Si viene quindi a creare una situazione particolare: i sei componenti rimasti si ritrovano con all’attivo due degli album più acclamati nel panorama sperimentale degli ultimi anni (questo compreso, ovviamente), ma orfani di un “volto” e forse di una direzione. Cosa accadrà ora? Verrà assunto un nuovo vocalist? Sarà uno dei componenti rimasti ad assumersi il ruolo di cantante principale?
Domande da porsi, visto che Ants from Up There, il loro nuovissimo album, non sfigura affatto rispetto al lavoro dell’anno scorso, For the First Time. Ancora un disco di art rock derivante da improvvisazioni e tecnicismi non (eccessivamente) cervellotici, con accenti jazz, elementi di teatro rock, psicologia cantautoriale e una bella e decisa inflessione, in diverse tracce, alla Arcade Fire.
Se Chaos Space Marine rimane sicuramente la traccia di maggior impatto della tracklist, i livelli più alti si raggiungono certamente nella cavalcata di sette minuti The Place Where He Inserted the Blade, degna dell’autorialità più ambiziosa e raffinata della scena di oggi. In generale, il disco si presenta come più posato e meno concitato del precedente.
Per contro, i passaggi più lenti e trascinanti appaiono curati e studiati nelle minime sfumature, costruendo un suono strutturato e stratificato che riesce al contempo a mantenersi semplice, evidenziando tutti i layer dei dialoghi musicali tra gli strumentisti. In altre parole: ascoltando i brani si possono immaginare i precisi movimenti dei musicisti mentre li suonano; non una facile impressione da comunicare solo via cuffie, per questo genere.

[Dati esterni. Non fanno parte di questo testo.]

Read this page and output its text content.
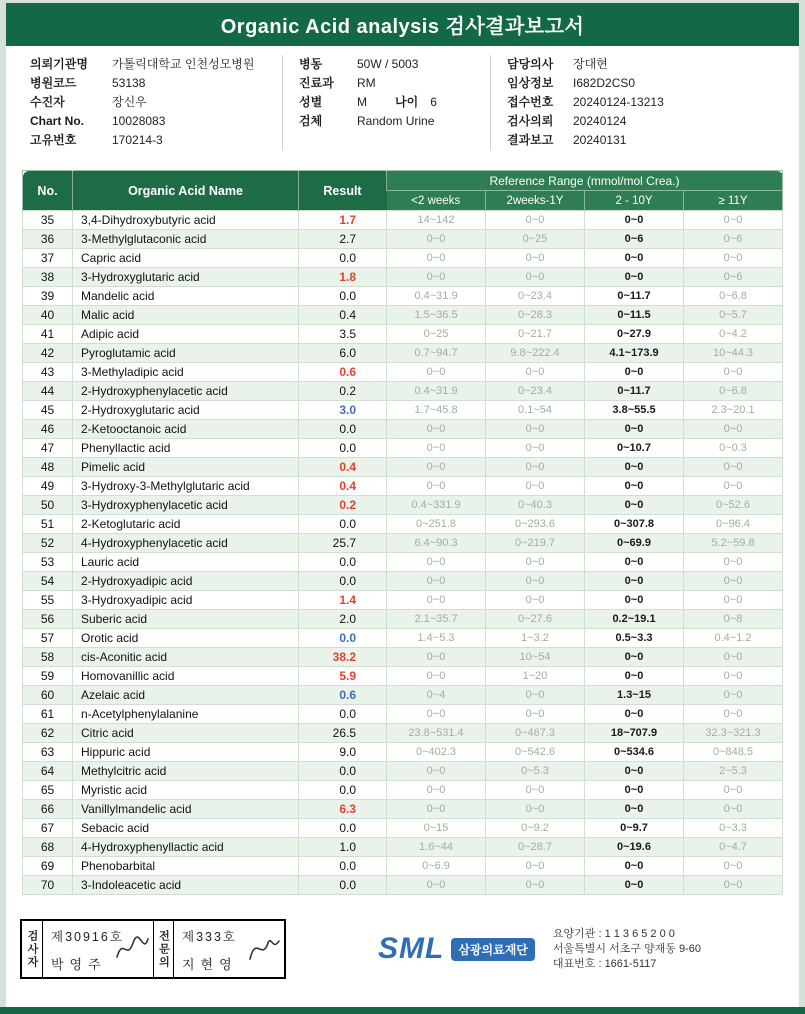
Organic Acid analysis 검사결과보고서
의뢰기관명 가톨릭대학교 인천성모병원
병원코드	53138
수진자	장신우
Chart No. 10028083
고유번호	170214-3
병동	50W / 5003
진료과 RM
성별	M 나이 6
검체	Random Urine
담당의사 장대현
임상정보 I682D2CS0
접수번호 20240124-13213
검사의뢰 20240124
결과보고 20240131
No.	Organic Acid Name	Result	Reference Range (mmol/mol Crea.)			
			<2 weeks	2weeks-1Y	2 - 10Y	≥ 11Y
35	3,4-Dihydroxybutyric acid	1.7	14~142	0~0	0~0	0~0
36	3-Methylglutaconic acid	2.7	0~0	0~25	0~6	0~6
37	Capric acid	0.0	0~0	0~0	0~0	0~0
38	3-Hydroxyglutaric acid	1.8	0~0	0~0	0~0	0~6
39	Mandelic acid	0.0	0.4~31.9	0~23.4	0~11.7	0~6.8
40	Malic acid	0.4	1.5~36.5	0~28.3	0~11.5	0~5.7
41	Adipic acid	3.5	0~25	0~21.7	0~27.9	0~4.2
42	Pyroglutamic acid	6.0	0.7~94.7	9.8~222.4	4.1~173.9	10~44.3
43	3-Methyladipic acid	0.6	0~0	0~0	0~0	0~0
44	2-Hydroxyphenylacetic acid	0.2	0.4~31.9	0~23.4	0~11.7	0~6.8
45	2-Hydroxyglutaric acid	3.0	1.7~45.8	0.1~54	3.8~55.5	2.3~20.1
46	2-Ketooctanoic acid	0.0	0~0	0~0	0~0	0~0
47	Phenyllactic acid	0.0	0~0	0~0	0~10.7	0~0.3
48	Pimelic acid	0.4	0~0	0~0	0~0	0~0
49	3-Hydroxy-3-Methylglutaric acid	0.4	0~0	0~0	0~0	0~0
50	3-Hydroxyphenylacetic acid	0.2	0.4~331.9	0~40.3	0~0	0~52.6
51	2-Ketoglutaric acid	0.0	0~251.8	0~293.6	0~307.8	0~96.4
52	4-Hydroxyphenylacetic acid	25.7	6.4~90.3	0~219.7	0~69.9	5.2~59.8
53	Lauric acid	0.0	0~0	0~0	0~0	0~0
54	2-Hydroxyadipic acid	0.0	0~0	0~0	0~0	0~0
55	3-Hydroxyadipic acid	1.4	0~0	0~0	0~0	0~0
56	Suberic acid	2.0	2.1~35.7	0~27.6	0.2~19.1	0~8
57	Orotic acid	0.0	1.4~5.3	1~3.2	0.5~3.3	0.4~1.2
58	cis-Aconitic acid	38.2	0~0	10~54	0~0	0~0
59	Homovanillic acid	5.9	0~0	1~20	0~0	0~0
60	Azelaic acid	0.6	0~4	0~0	1.3~15	0~0
61	n-Acetylphenylalanine	0.0	0~0	0~0	0~0	0~0
62	Citric acid	26.5	23.8~531.4	0~467.3	18~707.9	32.3~321.3
63	Hippuric acid	9.0	0~402.3	0~542.6	0~534.6	0~848.5
64	Methylcitric acid	0.0	0~0	0~5.3	0~0	2~5.3
65	Myristic acid	0.0	0~0	0~0	0~0	0~0
66	Vanillylmandelic acid	6.3	0~0	0~0	0~0	0~0
67	Sebacic acid	0.0	0~15	0~9.2	0~9.7	0~3.3
68	4-Hydroxyphenyllactic acid	1.0	1.6~44	0~28.7	0~19.6	0~4.7
69	Phenobarbital	0.0	0~6.9	0~0	0~0	0~0
70	3-Indoleacetic acid	0.0	0~0	0~0	0~0	0~0
검사자	제30916호
박영주	전문의	제333호
지현영	SML	삼광의료재단
요양기관 : 1 1 3 6 5 2 0 0
서울특별시 서초구 양재동 9-60
대표번호 : 1661-5117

In sostanza, i Black Country, New Road si confermano “la” band sperimentale per eccellenza degli anni ’20, portando un suono maturo, consapevole, anarchico ma anche in qualche modo trionfale, che mira davvero in alto e non vuole farsi mancare nulla. Il destino della formazione è in dubbio dopo l’uscita di Wood, ma qui potrebbe partire la vera sfida: andrà peggio? O magari meglio?